We made one more pass before we took a break. The captain was waiting for something. We just floated for about an hour. The guns held enough ammo for maybe three strafing runs, so it was time to refill the ammo canisters. That took half of the hour, and I spent the second half of the hour wishing I had gone to the john before the battle started. I tried to figure out if I could get in a position to piss over the rail, but I was afraid that I would be unzipped and pants down when the captain decided to make another run. Eventually nature won the argument. I hope there was a Mongol below.

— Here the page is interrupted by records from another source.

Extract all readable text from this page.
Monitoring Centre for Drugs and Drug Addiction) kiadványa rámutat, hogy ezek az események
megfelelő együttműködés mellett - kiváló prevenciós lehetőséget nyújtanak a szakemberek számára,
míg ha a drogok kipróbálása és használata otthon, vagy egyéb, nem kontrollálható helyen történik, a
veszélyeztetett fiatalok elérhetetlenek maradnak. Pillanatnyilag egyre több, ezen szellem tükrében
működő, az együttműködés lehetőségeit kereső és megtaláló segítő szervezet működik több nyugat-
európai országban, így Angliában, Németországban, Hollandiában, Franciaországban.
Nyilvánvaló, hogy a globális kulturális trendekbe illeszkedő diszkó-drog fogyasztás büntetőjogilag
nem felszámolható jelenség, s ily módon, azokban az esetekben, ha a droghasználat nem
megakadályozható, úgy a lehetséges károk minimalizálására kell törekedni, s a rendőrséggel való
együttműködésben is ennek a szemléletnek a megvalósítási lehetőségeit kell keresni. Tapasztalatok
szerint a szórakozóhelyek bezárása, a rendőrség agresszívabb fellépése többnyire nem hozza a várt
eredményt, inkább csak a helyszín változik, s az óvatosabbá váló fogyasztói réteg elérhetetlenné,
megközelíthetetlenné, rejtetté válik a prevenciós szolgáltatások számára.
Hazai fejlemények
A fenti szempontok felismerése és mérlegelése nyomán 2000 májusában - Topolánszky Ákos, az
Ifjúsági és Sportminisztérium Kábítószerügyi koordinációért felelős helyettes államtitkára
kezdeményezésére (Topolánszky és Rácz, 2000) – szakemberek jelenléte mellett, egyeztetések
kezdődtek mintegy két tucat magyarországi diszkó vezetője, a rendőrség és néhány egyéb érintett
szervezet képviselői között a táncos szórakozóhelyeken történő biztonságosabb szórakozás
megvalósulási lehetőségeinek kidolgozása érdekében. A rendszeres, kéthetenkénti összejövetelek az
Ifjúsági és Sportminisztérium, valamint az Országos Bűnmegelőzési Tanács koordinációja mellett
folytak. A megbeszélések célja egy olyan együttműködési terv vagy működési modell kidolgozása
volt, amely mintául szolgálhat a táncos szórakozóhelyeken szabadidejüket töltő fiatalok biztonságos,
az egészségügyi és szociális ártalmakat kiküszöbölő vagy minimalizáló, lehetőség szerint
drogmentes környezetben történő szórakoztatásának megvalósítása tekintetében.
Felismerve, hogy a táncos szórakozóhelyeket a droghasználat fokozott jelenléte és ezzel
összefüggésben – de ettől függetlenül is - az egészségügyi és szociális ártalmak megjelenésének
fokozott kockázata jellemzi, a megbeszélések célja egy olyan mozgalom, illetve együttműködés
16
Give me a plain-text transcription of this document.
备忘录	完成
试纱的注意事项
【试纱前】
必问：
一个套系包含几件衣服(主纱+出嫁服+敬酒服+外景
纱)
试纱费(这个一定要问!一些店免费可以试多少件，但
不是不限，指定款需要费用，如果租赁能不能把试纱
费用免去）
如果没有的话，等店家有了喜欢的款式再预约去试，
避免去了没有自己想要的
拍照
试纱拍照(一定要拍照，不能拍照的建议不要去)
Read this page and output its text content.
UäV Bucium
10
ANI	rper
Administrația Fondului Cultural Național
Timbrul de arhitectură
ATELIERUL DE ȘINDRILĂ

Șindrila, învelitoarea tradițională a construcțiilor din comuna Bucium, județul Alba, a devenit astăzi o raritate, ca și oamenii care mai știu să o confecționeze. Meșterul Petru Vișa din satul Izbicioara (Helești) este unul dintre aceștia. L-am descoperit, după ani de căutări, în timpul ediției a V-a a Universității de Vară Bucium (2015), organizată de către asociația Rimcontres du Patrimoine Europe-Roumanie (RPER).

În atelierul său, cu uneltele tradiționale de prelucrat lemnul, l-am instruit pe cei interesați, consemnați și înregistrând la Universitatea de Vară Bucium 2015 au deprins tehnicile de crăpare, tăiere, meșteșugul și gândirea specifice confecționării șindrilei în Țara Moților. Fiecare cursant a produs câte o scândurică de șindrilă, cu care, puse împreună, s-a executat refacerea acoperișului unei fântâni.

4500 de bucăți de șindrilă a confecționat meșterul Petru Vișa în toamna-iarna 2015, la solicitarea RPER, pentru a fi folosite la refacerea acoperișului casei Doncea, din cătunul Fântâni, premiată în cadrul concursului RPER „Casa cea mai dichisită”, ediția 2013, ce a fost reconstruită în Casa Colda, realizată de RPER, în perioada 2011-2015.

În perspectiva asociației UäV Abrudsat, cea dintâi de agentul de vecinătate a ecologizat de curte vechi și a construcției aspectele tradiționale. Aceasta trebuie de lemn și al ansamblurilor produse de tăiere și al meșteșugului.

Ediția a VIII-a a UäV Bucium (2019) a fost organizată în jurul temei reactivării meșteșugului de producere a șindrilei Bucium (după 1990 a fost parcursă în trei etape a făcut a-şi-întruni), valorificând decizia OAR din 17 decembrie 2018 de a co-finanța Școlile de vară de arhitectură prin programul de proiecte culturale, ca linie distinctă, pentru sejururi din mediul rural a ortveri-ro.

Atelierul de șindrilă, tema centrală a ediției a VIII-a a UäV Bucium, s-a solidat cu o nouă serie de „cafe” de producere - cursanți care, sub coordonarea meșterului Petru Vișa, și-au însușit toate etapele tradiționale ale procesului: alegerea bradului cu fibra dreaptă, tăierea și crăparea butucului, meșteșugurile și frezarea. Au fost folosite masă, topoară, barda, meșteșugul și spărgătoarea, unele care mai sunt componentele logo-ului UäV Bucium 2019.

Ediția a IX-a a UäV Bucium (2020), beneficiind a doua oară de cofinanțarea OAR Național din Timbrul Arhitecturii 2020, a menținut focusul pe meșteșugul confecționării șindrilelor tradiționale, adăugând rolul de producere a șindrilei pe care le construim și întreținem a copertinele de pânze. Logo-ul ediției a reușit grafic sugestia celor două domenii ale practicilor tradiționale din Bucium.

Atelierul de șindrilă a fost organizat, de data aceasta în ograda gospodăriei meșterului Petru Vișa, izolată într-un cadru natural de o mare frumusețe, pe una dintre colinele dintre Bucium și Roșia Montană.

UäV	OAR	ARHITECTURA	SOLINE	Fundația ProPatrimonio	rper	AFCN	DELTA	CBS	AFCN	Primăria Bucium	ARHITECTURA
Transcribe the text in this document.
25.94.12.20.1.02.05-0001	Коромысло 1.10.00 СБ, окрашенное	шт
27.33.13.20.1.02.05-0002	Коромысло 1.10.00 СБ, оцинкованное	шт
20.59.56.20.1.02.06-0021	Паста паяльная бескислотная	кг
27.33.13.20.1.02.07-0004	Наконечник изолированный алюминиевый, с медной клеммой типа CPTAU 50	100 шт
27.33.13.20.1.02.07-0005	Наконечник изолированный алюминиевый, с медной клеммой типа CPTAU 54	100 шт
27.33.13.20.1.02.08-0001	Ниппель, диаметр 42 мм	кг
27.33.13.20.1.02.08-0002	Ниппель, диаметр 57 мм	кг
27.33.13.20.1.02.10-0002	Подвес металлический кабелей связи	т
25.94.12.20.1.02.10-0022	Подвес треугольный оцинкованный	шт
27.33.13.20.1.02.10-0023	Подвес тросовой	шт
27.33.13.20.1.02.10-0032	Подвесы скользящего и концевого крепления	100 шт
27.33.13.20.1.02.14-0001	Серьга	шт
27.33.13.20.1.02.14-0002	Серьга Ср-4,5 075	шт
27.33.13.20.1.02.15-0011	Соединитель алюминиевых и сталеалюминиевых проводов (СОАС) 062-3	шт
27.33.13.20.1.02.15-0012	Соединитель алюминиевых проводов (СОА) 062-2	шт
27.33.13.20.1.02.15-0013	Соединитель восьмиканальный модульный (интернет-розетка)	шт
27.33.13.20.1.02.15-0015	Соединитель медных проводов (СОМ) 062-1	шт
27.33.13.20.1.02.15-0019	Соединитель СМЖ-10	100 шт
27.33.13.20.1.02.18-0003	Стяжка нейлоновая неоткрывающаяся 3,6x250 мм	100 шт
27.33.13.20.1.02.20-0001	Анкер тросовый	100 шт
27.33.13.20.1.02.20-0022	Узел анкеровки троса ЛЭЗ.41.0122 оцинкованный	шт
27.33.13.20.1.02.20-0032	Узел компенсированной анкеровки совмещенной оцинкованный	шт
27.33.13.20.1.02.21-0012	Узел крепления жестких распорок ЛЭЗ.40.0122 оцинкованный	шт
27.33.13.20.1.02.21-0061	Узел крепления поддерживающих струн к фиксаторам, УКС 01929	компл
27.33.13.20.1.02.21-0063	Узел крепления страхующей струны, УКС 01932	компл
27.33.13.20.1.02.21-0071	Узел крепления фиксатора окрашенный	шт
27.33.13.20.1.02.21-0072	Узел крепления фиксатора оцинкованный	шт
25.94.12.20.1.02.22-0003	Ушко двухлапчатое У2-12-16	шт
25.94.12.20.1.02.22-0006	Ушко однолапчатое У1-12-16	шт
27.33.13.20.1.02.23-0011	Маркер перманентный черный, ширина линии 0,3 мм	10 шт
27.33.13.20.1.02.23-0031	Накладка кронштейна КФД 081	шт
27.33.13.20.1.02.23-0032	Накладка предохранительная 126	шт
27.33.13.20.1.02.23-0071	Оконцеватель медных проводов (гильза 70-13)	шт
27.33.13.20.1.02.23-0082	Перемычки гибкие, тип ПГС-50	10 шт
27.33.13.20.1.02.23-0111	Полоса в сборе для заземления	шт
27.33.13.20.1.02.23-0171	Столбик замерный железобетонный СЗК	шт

Then I heard the maneuvering engines running again. The captain lined up carefully and began another high speed run. Damned high speed. I was watching the guns chew up the ground beneath us when I heard a large crash behind me and felt the ship heel over. I could see sky through the canvas about half way down the wing. Something had punched a big hole in our wing.

We were still tilting when the load speaker came on, “Damage crew to the starboard wing. Hydrogen crews prepare to mount new bags. Move!”

I saw crewmen scrambling down the wing, holding onto a catwalk that was suddenly vertical. In fact, I was standing on the side of the rail and lying back on the catwalk floor. Above me, the other gun tender was hanging over the edge of hot air bay, dangling from his safety belt.

We were still sliding toward the ground. The gas jets fired several times, but we were so keeled over the hot air was escaping out the sides of the bay and not doing much good.

It did slow our fall a little, and the gas boys must have done something. Either they pumped enough gas into our good bags to lift that side a little or they got new bags fitted and filled or something because we came back to almost level.

Boleslaw was left hanging onto the wall of the air chamber – from the outside, feet dangling over death below. I will have to make penance some day for the delay. Fear glued my feet to the catwalk for far too long. It took every bit of courage I had to clamber around that tilted chasm and pull Boleslaw over the edge.

We sat down on the catwalk for several minutes, holding onto our safety lines and waiting for another disaster. The ship continued to rise slowly and finally settled down about ten degrees starboard.

Finally, the speaker barked, “All hands stand down from general quarters except for damage crews.”

We stayed over the battlefield for the rest of the day. I suppose the captain was doing his best to be an observation platform for the men below, but the reality was that we weren’t able to go very far anyway. I want back to preparing tea and sandwiches for the bridge crew and rehearsing the heroic lies I would someday tell my grandkids.

The next day, we were all pressed into service repairing the damaged canvas and shoring up the wing. Much of the work on the envelope had to be done from the outside, standing on the top of a wing that was five thousand feet above the ground. The new canvas had to be glued and sown at the leading edge and then unrolled back over the spars and glued as it went down. The job needed men all around the edges. The curved shape of the wing made footing uncertain, so I was constantly looking for a place to clip my safety belt or a way to work on the canvas with my feet stuck inside the envelope. Like all sailors, I got not one bit of fear of heights, but I was relieved to get back inside when that job was done.

We were level by then, but our airfoil shape was wrecked and the captain was afraid the repaired wing wouldn’t handle the stress of high speed flight.

Fortunately, we did have engines. There were the two rather weak diesel engines near the end each wing. They were only backup engines and normally only used for fine direction control, but if the winds were on our side, they would take us back to Poland.

It took a week, but the captain nursed us back to dock. After the repairs, we were mostly used for diplomatic missions to China and the new world. White Dragon became vital tool to impress people who didn’t have to ride her. We only fought one more small battle during my service.

And that, my children is the story of your father’s illustrious battle career.